BSN tried many times to contact Lebron at the NYPD/DOI Squad by phone but we either kept on hold indefinitely,  told we would be called back and then forgotten. When BSN finally managed to connect with Lebron, on July 1, 2014, he refused to provide any information about the status of the case, but confirmed 13 times in that conversation that the DOI was investigating the case, and that he was the sole contact person for the Blackstar News. In our final conversation, Lebron assured the BSN that we would be contacted after certain preliminary steps were taken, but we were never contacted again.

THE NYPD DOI SQUAD” IS NOT PART OF THE DOI AND IS FORBIDDEN FROM INVESTIGATING THE NYPD OR AIDING THE OIG/NYPD. THEIR “INVESTIGATION” WAS A FRAUD.

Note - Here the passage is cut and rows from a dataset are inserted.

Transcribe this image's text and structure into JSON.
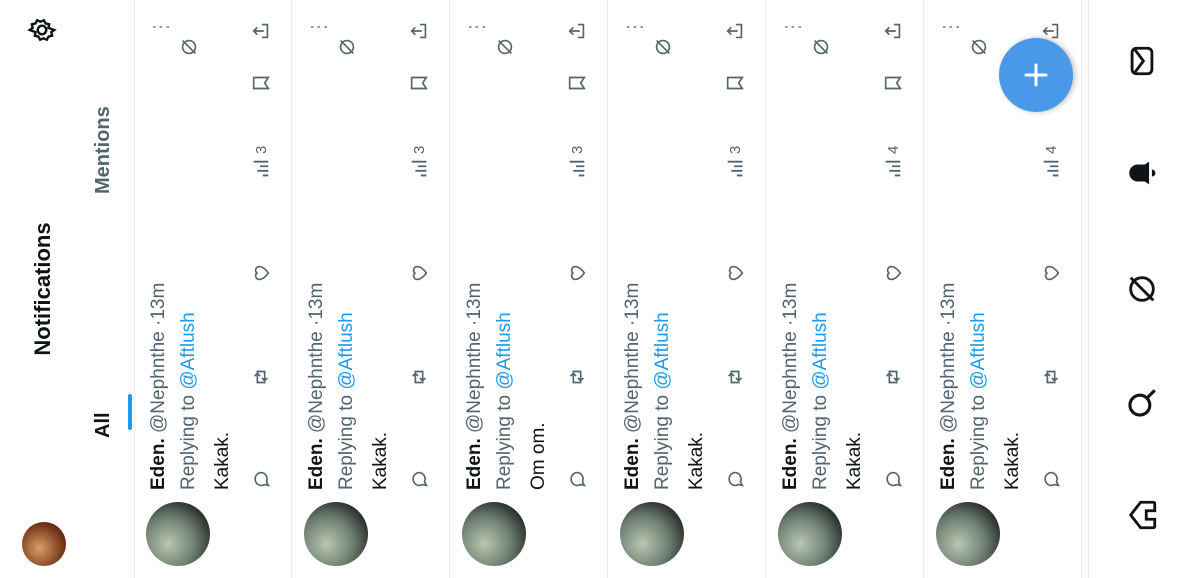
{
  "header": {
    "title": "Notifications"
  },
  "tabs": [
    {
      "label": "All"
    },
    {
      "label": "Mentions"
    }
  ],
  "tweets": [
    {
      "name": "Eden.",
      "handle": "@Nephnthe",
      "time": "13m",
      "replying_prefix": "Replying to",
      "replying_to": "@Aftlush",
      "text": "Kakak.",
      "views": "3"
    },
    {
      "name": "Eden.",
      "handle": "@Nephnthe",
      "time": "13m",
      "replying_prefix": "Replying to",
      "replying_to": "@Aftlush",
      "text": "Kakak.",
      "views": "3"
    },
    {
      "name": "Eden.",
      "handle": "@Nephnthe",
      "time": "13m",
      "replying_prefix": "Replying to",
      "replying_to": "@Aftlush",
      "text": "Om om.",
      "views": "3"
    },
    {
      "name": "Eden.",
      "handle": "@Nephnthe",
      "time": "13m",
      "replying_prefix": "Replying to",
      "replying_to": "@Aftlush",
      "text": "Kakak.",
      "views": "3"
    },
    {
      "name": "Eden.",
      "handle": "@Nephnthe",
      "time": "13m",
      "replying_prefix": "Replying to",
      "replying_to": "@Aftlush",
      "text": "Kakak.",
      "views": "4"
    },
    {
      "name": "Eden.",
      "handle": "@Nephnthe",
      "time": "13m",
      "replying_prefix": "Replying to",
      "replying_to": "@Aftlush",
      "text": "Kakak.",
      "views": "4"
    }
  ],
  "icons": {
    "settings": "gear-icon",
    "compose": "plus-icon",
    "nav": [
      "home-icon",
      "search-icon",
      "grok-icon",
      "notifications-bell-icon",
      "messages-icon"
    ]
  },
  "colors": {
    "accent": "#1d9bf0",
    "fab": "#4a99e9",
    "muted": "#536471"
  }
}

There is a very good reason why the NYPD/DOI Squad never got back to BSN. It turns out that the NYPD/DOI Squad is simply an NYPD detective squad, and as such has no jurisdiction over cases involving misconduct or criminality by NYPD personnel. The only agencies in the NYPD with such jurisdiction are the Bureau of Internal Affairs (IAB) and the Chief of Detective's Bureau

The Role of the NYPD/DOI Squad

The sole function of the NYPD/DOI Squad is to aid investigations at the request of one of the various Inspector Generals within the DOI, except for Office of Inspector General for NYPD Affairs, OIG/NYPD, whom they are expressly prohibited to assist, due to obvious conflict of interest. A detective from the NYPD/DOI Squad who requested anonymity stated: “We have nothing to do the OIG/NYPD part of it.. apparently they investigate us, the NYPD, I guess policies and procedures and stuff like that. So we don't work with them, because basically they're investigating us”.

 
Thomas Mahoney, Chief of investigations for the Office of the Inspector General for the NYPD also confirmed this, stating: “the DOI/NYPD never handled complaints about the police department”.THE NYPD/DOI  SQUAD “INVESTIGATION” CITED BY LEBRON NEVER HAPPENED
As explained, the NYPD/DOI Squad is not part of the DOI. The only Inspector General in the DOI authorized to investigate the NYPD is the OIG/NYPD, which confirmed that they had no knowledge of the Sheu case before July 19, 2014. So Lebron's statement of June 12, that the “The NYC Department of Investigation ( DOI ) is currently conducting an investigation” is patently false.  There was no investigation by the DOI; and all of Lebron's communications with the BSN were fraudulent, intended only to mislead the BSN into believing that the Sheu case was being investigated, when it was not; by anybody.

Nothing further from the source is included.